Local opposition in the Bay Area has been light, but experience from San Francisco’s failed domestic bids for 2008, 2012 and 2016 show that special interest groups could materialize at any time posing a threat to the bid moving forward.
The window is wide open for a United States bid for 2024. If you look at the numbers, it will have been 22 years since any Games was in the U.S. (Salt Lake City 2002 Winter Games) and 28 years since Atlanta 1996 – quite a long time for the IOC’s most successful and lucrative national Olympic committee partner. The USOC has said often that it will only submit a bid it thinks can win – and in doing so they will be making the assumptions that any resentment from the previous revenue-sharing agreement and difficulties with the USOC board are well in the past. This bid will be the first test of those assumptions and the extensive work the USOC has done in the last few years.
Still, the bid will need to defeat opponents with stories of their own – Paris has bid three times recently without success and Istanbul five times in the last six cycles. A winning South African bid would host the Games for the first time in its continent – a proposition that worked well when Rio bid for 2016. Also in the mix could be Doha, Baku, Budapest – and already declared Rome and either Hamburg or Berlin from Germany.
The USOC will surely choose to bid when they decide their direction Tuesday; the opportunity will never be better. They city they choose to move forward with is another question – one they may also answer Tuesday after viewing presentations, or hold off another few weeks.

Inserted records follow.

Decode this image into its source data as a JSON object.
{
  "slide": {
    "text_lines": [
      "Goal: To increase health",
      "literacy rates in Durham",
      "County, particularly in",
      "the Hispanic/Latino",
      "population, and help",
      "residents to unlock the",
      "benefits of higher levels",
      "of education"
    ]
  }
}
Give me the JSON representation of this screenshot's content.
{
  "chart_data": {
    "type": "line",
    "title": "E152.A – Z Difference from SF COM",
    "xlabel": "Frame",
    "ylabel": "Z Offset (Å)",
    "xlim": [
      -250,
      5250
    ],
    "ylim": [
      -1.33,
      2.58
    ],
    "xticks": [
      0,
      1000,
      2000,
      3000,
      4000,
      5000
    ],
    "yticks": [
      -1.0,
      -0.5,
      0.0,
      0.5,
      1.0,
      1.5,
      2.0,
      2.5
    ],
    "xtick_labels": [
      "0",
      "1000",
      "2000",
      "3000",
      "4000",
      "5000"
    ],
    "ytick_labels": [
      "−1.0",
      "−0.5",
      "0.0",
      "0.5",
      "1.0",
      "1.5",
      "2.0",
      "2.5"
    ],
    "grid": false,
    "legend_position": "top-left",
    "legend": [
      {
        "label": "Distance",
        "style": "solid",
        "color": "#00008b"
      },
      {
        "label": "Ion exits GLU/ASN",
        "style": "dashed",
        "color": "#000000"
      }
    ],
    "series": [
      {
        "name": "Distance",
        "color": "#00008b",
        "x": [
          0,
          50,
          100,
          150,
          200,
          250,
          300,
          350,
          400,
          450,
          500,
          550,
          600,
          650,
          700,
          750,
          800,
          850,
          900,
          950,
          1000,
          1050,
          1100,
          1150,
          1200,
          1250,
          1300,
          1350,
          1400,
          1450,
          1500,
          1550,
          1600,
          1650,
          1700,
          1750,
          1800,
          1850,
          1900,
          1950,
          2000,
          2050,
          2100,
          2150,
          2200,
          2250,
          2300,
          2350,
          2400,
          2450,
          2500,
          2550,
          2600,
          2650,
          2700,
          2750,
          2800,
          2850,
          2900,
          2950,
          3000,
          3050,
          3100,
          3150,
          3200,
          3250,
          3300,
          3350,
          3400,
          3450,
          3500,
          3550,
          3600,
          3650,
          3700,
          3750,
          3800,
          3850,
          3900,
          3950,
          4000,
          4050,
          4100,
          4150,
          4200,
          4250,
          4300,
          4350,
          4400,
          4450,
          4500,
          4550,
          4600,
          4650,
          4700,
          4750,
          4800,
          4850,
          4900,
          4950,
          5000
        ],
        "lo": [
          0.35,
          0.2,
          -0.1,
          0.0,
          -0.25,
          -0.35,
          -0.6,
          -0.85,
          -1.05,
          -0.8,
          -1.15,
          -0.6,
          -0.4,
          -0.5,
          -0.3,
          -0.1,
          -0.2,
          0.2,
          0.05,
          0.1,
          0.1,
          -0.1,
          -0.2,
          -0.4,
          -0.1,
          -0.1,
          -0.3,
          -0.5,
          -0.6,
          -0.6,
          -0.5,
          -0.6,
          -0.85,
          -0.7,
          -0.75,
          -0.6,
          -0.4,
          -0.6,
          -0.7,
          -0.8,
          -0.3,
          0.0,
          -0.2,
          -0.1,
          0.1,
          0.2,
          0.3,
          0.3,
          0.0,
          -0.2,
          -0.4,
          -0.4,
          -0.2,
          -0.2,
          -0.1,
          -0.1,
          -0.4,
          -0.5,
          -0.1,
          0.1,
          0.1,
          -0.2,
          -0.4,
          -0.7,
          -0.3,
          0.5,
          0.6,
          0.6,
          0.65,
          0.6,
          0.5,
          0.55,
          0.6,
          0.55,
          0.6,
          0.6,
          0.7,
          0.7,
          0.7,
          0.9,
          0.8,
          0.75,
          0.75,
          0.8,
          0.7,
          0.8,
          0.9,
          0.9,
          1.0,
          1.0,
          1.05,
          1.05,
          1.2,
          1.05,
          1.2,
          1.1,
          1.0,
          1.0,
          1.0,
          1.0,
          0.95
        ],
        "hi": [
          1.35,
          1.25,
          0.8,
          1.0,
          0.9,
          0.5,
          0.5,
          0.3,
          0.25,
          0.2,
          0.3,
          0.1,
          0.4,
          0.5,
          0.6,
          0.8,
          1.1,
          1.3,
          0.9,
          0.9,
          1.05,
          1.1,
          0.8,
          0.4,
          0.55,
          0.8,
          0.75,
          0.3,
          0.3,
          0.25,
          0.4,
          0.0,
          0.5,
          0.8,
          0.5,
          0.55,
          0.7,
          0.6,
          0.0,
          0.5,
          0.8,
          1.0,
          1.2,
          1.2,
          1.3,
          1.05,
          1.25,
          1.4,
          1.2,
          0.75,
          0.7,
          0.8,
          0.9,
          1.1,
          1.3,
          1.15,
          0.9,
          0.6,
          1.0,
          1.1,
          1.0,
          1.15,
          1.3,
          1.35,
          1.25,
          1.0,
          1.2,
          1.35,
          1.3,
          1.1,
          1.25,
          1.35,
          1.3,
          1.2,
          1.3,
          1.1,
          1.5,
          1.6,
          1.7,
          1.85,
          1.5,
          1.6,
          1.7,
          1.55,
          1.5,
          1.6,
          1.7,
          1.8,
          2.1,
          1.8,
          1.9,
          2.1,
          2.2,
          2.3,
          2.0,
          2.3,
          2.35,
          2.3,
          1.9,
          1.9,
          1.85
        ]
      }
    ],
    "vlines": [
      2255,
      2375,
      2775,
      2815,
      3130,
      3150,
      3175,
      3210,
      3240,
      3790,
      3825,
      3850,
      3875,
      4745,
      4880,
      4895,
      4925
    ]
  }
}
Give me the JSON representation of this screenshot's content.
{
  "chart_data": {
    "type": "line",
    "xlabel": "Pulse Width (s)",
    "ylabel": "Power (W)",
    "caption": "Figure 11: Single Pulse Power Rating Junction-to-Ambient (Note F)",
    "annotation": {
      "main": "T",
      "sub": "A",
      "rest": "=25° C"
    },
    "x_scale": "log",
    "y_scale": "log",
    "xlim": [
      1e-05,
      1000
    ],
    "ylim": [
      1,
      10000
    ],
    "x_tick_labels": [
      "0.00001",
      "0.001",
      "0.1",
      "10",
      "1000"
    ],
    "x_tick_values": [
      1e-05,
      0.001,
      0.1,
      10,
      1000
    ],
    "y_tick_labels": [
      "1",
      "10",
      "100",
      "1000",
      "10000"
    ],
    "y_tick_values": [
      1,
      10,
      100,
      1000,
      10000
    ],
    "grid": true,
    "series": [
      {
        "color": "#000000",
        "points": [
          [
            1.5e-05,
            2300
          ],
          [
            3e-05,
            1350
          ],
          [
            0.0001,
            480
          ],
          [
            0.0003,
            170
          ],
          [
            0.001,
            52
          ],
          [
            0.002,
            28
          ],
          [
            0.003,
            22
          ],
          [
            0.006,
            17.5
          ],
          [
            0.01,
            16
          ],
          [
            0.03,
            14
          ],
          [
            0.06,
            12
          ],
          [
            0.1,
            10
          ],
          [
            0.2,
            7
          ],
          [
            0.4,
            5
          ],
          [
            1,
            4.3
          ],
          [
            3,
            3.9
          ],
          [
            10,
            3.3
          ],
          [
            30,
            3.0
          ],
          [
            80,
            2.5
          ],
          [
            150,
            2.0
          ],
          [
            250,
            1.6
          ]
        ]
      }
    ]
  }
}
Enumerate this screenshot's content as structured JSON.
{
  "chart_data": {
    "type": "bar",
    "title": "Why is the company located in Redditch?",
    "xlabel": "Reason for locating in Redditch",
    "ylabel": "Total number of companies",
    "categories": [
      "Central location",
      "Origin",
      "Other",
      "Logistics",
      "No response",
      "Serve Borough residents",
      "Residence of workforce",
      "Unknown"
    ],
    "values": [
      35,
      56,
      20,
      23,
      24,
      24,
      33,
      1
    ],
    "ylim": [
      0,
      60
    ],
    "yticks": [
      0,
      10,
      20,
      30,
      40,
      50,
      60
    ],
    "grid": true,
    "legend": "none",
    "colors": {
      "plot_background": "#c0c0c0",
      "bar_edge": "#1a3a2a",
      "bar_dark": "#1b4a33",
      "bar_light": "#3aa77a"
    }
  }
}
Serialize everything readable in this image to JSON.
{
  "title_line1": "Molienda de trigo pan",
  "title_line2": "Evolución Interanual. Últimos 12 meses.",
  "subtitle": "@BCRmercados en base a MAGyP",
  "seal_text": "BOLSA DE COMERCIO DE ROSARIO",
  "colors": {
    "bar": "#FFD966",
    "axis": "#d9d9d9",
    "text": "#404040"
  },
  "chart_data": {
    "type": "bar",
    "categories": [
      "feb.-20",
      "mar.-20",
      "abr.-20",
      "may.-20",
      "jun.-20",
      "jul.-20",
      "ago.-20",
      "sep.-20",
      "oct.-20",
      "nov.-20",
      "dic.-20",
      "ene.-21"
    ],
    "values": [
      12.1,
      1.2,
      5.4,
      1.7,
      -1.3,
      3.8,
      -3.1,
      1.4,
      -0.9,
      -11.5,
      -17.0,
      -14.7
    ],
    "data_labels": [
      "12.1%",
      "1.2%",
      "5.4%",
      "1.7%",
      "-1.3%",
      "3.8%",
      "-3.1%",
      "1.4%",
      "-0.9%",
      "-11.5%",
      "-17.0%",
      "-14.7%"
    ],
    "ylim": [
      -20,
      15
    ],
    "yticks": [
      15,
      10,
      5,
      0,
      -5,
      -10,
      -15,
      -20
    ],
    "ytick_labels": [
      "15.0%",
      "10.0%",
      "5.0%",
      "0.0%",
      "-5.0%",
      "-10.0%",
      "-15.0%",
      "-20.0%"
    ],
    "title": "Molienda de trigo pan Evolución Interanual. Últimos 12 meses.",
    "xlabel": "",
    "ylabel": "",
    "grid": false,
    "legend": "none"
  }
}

But winning with the chosen bid on the international stage will be far from a sure thing. Who can tell what 100-or-so IOC members will decide when they each cast a secret ballot and have varying affiliations, interests and agendas? Maybe nothing has changed at all.
The IOC opens its new “invitation phase” of the bid process January 15 and applications are due by September 15. The final decision of the host city for 2024 will be made at the 130th IOC Session in Lima, Peru in 2017.